LOS ANGELES — Mental health workers with Kaiser Permanente said Monday they will launch a strike on June 11 in protest of the wait times patients face in scheduling mental health appointments.
An estimated 4,000 Kaiser healthcare professionals will participate in the strike, National Union of Healthcare Workers said. The strike will be “open-ended” and is expected to impact more than 100 clinics and facilities throughout California, according to the union.
After officially starting on June 11, the strike will convene at the State Capitol Building in Sacramento for a Mental Health Parity rally. From there, strikers will gather outside Kaiser clinics throughout the state.

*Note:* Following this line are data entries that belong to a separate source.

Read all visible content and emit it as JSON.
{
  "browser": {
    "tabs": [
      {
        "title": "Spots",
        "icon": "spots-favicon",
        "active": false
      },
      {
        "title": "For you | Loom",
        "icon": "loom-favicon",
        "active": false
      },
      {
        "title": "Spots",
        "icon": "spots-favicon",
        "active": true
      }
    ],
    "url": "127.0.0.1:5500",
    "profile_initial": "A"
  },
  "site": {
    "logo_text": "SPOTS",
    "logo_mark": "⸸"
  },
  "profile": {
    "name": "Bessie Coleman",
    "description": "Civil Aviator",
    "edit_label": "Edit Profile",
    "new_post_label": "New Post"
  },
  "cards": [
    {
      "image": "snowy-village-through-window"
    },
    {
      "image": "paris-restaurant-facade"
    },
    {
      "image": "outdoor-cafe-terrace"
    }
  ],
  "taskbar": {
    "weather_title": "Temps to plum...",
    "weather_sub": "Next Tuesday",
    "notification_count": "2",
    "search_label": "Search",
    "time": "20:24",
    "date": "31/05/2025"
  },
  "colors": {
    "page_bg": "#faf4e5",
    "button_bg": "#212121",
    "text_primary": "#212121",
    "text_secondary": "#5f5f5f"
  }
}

Participants — including psychologists, therapists, social workers, psychiatric nurses and other medical specialists — expect the strike to continue until doctors’ concerns over wait times are addressed.
According to NUHW, many mental health patients must wait three months or longer in order to schedule appointments — and a survey NUHW released in April said more than 60 percent of Kaiser clinicians lack availability to make a visit within a month’s time possible for their patients.

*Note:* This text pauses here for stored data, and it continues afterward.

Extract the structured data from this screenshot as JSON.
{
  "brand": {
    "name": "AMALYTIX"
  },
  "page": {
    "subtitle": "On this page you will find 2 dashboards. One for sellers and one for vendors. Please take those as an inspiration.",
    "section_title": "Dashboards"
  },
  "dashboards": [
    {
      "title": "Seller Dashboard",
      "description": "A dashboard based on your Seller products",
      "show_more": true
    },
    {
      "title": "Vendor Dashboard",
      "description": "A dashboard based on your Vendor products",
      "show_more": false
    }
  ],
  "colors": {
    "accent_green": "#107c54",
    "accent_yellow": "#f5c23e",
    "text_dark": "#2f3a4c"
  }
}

“We can’t wait any longer to fix this problem” a Kaiser therapist, Alicia Cruz, said in a press release from NUHW. “I work with young people who are suicidal and self-harming, and our group sessions are so crowded that children and their parents have to sit on the floor. We just don’t have the resources at our clinic to provide the services these people need, and Kaiser isn’t doing anything about it.”
John Nelson, vice president of communications at Kaiser Permanente, called the move “disappointing and disheartening” on Monday. “We have been in active bargaining with the union for nearly a year, and in the last few weeks have jointly made great progress toward an agreement,” Nelson said in an official statement. “We’ve heard their concerns regarding the dramatic increase in mental health care demand, the implications on their workload, and the implications for our patients.”

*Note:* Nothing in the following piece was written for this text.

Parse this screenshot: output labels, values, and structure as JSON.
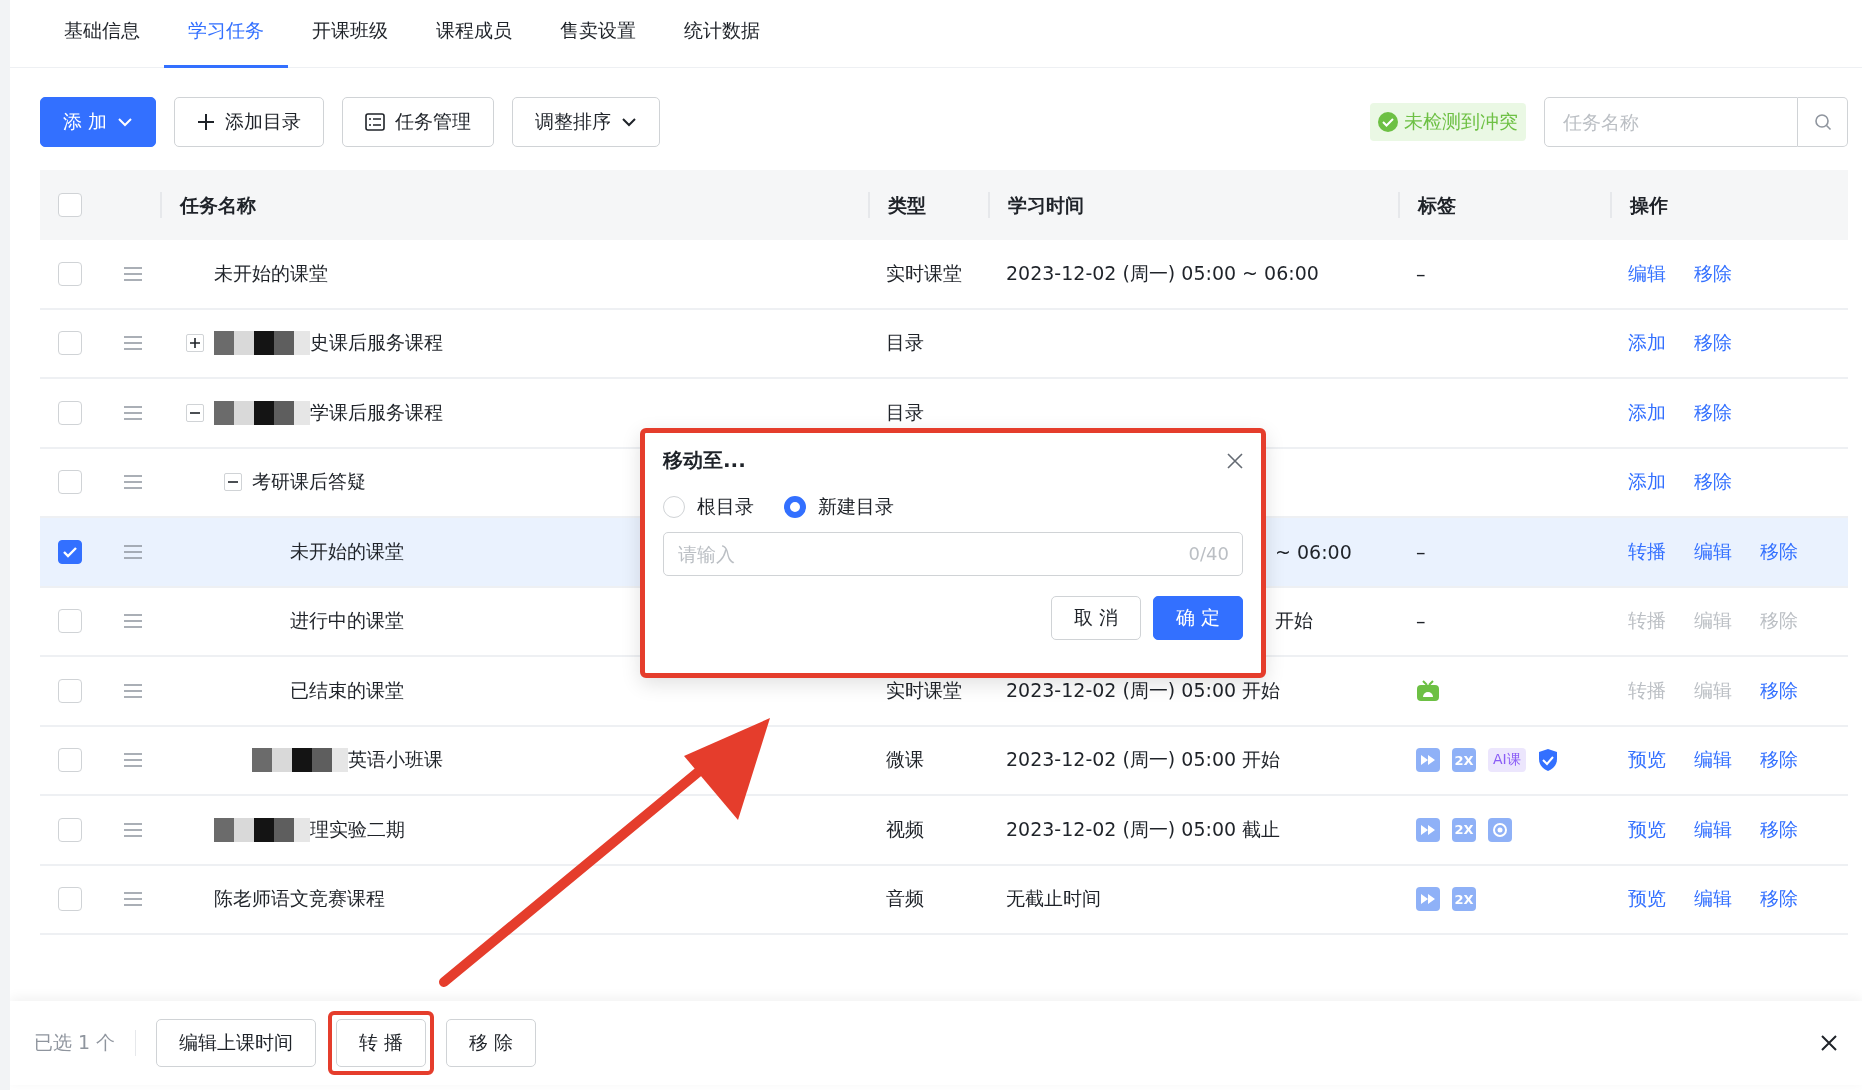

According to Nelson, both sides were making progress toward an agreement until last week, when bargaining reached an impasse. Nelson said of the union’s decision to strike, “It is deeply disturbing that the union leadership would be willing to sacrifice the needs of patients, especially when we are so aligned with our therapists on a path forward to address their concerns.”
Nelson closed the statement by reiterating Kaiser’s proposal to the union and asking its mental health clinicians to reconsider participating in the strike.
The scheduled strike comes six months after NUHW launched the largest mental health worker strike in U.S. history, which also concerned wait times patients faced in scheduling mental health appointments.
Editor’s note: The updated version of this story provides official statements on the scheduled strike from Kaiser Permanente.